Print      
This day in history

Today is Sunday, May 15, the 136th day of 2016. There are 230 days left in the year.

Today’s birthdays: Playwright Sir Peter Shaffer is 90. Actress-singer Anna Maria Alberghetti is 80. Counterculture icon Wavy Gravy is 80. Former US secretary of state Madeleine Albright is 79. Singer Trini Lopez is 79. Actor Chazz Palminteri is 64. Baseball Hall-of-Famer George Brett is 63. Musician-composer Mike Oldfield is 63. Actor Lee Horsley is 61. TV personality Giselle Fernandez is 55. Actress Brenda Bakke is 53. Football Hall-of-Famer Emmitt Smith is 47. Singer-rapper Prince Be (PM Dawn) is 46. Actress Jamie-Lynn Sigler is 35. Actress Alexandra Breckenridge is 34. Tennis player Andy Murray is 29.

In 1776, Virginia authorized its delegation to the Continental Congress to support independence from Britain.

In 1862, President Abraham Lincoln signed an act establishing the Department of Agriculture.

In 1886, poet Emily Dickinson died in Amherst, Mass., at age 55.

In 1911, the Supreme Court ruled that Standard Oil Co. was a monopoly in violation of the Sherman Antitrust Act, and ordered its breakup.

In 1930, registered nurse Ellen Church, the first airline stewardess, went on duty aboard an Oakland-to-Chicago flight operated by Boeing Air Transport (a forerunner of United Airlines).

In 1940, the original McDonald’s restaurant was opened in San Bernardino, Calif., by Richard and Maurice McDonald.

In 1963, astronaut L. Gordon Cooper blasted off aboard Faith 7 on the final mission of the Project Mercury space program.

In 1970, just after midnight, Phillip Lafayette Gibbs and James Earl Green, two black students at Jackson State College in Mississippi, were killed as police opened fire during student protests.

In 1972, Alabama Governor George C. Wallace was shot and left paralyzed by Arthur H. Bremer while campaigning for president in Laurel, Md. (Bremer served 35 years for attempted murder.)

In 1988, the Soviet Union began the process of withdrawing its troops from Afghanistan, more than eight years after Soviet forces entered the country.

In 1991, Edith Cresson was appointed by French President Francois Mitterrand to be France’s first female prime minister.

In 2006, in an Oval Office address, President George W. Bush said he would order as many as 6,000 National Guard troops to secure the US border with Mexico, and urged Congress to give millions of immigrants in the United States illegally a chance at citizenship. A defiant Saddam Hussein refused to enter a plea at his trial, insisting he was still Iraq’s president as a judge formally charged him with crimes against humanity.

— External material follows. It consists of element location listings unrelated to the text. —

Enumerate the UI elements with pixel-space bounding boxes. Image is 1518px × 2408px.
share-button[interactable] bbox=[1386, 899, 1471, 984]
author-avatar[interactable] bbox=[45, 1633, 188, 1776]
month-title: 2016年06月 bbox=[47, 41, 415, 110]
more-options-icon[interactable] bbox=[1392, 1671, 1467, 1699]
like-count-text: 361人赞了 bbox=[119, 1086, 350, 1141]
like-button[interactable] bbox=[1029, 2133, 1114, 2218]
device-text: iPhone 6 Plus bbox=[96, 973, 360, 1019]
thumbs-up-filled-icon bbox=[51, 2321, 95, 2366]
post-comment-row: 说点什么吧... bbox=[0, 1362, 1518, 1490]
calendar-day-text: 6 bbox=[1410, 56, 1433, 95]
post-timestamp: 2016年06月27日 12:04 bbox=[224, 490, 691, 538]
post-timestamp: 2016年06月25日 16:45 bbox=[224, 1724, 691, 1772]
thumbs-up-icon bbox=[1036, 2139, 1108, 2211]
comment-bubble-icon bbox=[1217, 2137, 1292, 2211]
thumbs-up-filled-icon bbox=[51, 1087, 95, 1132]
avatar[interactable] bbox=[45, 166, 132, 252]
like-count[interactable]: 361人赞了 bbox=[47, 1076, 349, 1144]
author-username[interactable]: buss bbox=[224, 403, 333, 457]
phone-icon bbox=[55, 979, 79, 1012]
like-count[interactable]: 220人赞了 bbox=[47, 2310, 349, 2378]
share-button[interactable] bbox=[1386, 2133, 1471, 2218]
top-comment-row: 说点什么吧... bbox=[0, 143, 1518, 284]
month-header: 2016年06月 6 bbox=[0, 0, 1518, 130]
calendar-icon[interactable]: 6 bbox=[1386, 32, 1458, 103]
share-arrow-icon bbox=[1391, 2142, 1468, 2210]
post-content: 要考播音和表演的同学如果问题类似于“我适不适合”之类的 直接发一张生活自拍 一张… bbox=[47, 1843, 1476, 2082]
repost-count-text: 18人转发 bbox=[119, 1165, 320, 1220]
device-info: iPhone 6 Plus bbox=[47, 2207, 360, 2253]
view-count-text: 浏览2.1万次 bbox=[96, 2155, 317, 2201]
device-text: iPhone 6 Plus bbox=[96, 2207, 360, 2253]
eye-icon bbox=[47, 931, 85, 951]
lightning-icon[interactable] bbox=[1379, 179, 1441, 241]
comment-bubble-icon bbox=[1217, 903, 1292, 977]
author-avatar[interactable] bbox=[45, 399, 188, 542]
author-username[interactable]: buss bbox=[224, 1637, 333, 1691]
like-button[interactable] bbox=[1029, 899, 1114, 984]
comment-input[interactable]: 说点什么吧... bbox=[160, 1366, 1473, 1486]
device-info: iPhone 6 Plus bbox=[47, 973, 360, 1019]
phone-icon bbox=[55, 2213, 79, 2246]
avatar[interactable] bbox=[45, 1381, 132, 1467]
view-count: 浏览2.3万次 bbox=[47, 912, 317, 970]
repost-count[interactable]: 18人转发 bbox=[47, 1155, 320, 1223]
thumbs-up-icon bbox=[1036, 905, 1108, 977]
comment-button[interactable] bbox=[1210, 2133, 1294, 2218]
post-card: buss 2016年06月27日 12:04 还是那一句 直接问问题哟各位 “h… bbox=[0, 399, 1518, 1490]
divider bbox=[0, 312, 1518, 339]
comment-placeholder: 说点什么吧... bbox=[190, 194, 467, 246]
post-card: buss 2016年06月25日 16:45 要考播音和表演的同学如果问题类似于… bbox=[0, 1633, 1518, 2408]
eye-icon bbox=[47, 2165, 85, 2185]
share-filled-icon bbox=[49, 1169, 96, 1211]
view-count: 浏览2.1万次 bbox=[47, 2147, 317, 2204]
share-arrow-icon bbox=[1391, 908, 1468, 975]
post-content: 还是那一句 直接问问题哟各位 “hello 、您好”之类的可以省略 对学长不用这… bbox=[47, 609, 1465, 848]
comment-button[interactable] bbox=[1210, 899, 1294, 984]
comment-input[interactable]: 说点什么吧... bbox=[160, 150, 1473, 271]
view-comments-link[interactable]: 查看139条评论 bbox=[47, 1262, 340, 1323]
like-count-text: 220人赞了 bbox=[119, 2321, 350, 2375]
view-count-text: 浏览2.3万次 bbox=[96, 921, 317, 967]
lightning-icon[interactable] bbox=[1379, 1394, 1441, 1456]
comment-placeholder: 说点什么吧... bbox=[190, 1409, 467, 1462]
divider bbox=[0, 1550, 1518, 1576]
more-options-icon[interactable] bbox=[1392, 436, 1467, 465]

In 2011, mobilized by calls on Facebook, thousands of Arab protesters marched on Israel’s borders with Syria, Lebanon, and Gaza in an unprecedented wave of demonstrations, sparking clashes that left at least 15 dead.

In 2015, a jury sentenced Dzhokhar Tsarnaev to death for the 2013 Boston Marathon bombing that killed three and left more than 250 wounded.